Kedua, program kuliah sambil kerja (magang) adalah salah satu program legal dibawah kebijakan New Southbound Policy (NSP) dengan nama Industrial Academia Collaboration. Ada 69 universitas dan sekitar 6 sampai 10 universitas yang fokus dengan pelajar dari Indonesia.
Ketiga, adalah LEGAL bahwa pelajar yang mengikuti program ini harus bekerja. Teman-teman mahasiswa memang harus bekerja (magang) untuk memenuhi biaya sekolah dan hidupnya karena tidak ada beasiswa. Ada beberapa universitas hanya memberikan beasiswa 6 bulan sampai 1 tahun saja.

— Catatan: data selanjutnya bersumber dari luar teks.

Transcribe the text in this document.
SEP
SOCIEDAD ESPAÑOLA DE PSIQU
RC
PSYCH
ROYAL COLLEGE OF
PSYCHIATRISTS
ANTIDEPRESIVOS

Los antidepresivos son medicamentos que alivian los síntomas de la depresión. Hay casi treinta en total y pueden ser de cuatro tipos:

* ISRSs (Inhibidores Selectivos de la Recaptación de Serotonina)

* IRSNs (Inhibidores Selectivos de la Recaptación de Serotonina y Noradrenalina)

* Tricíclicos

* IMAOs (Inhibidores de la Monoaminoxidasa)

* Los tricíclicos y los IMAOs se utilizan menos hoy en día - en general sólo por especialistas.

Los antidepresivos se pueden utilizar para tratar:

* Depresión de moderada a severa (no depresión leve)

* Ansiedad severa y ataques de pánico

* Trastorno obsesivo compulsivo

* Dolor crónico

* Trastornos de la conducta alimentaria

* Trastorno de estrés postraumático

Keempat, setelah PPI mengonfirmasi pada beberapa mahasiswa di universitas yang disebut dalam pemberitaan, memang ada kelebihan jam kerja dari yang telah ditentukan (20 jam per minggu untuk pelajar). Tapi, seluruh jam kerja yang dilakukan tetap diberikan gaji dan kata "kerja paksa" sebenarnya kurang tepat untuk hal ini. Sejauh ini, ada beberapa mahasiswa yang mengeluh lelah dan ada juga beberapa mahasiswa yang menikmati hal ini.
Kelima, memang perlu ada perhatian segera dari pemerintah Indonesia untuk turun langsung ke Taiwan, sehingga bisa langsung memantau langsung implementasi program kuliah magang, termasuk di dalamnya, sejauh mana peran dan juga keterlibatan agen/perantara/pihak ke-tiga dengan permasalahannya."
Sementara itu, anggota PPI Taiwan Rekyan Regasari menambahkan penjelasan terkait isu tersebut ketika dihubungi Liputan6.com melalui pesan singkat pada 3 Januari 2019.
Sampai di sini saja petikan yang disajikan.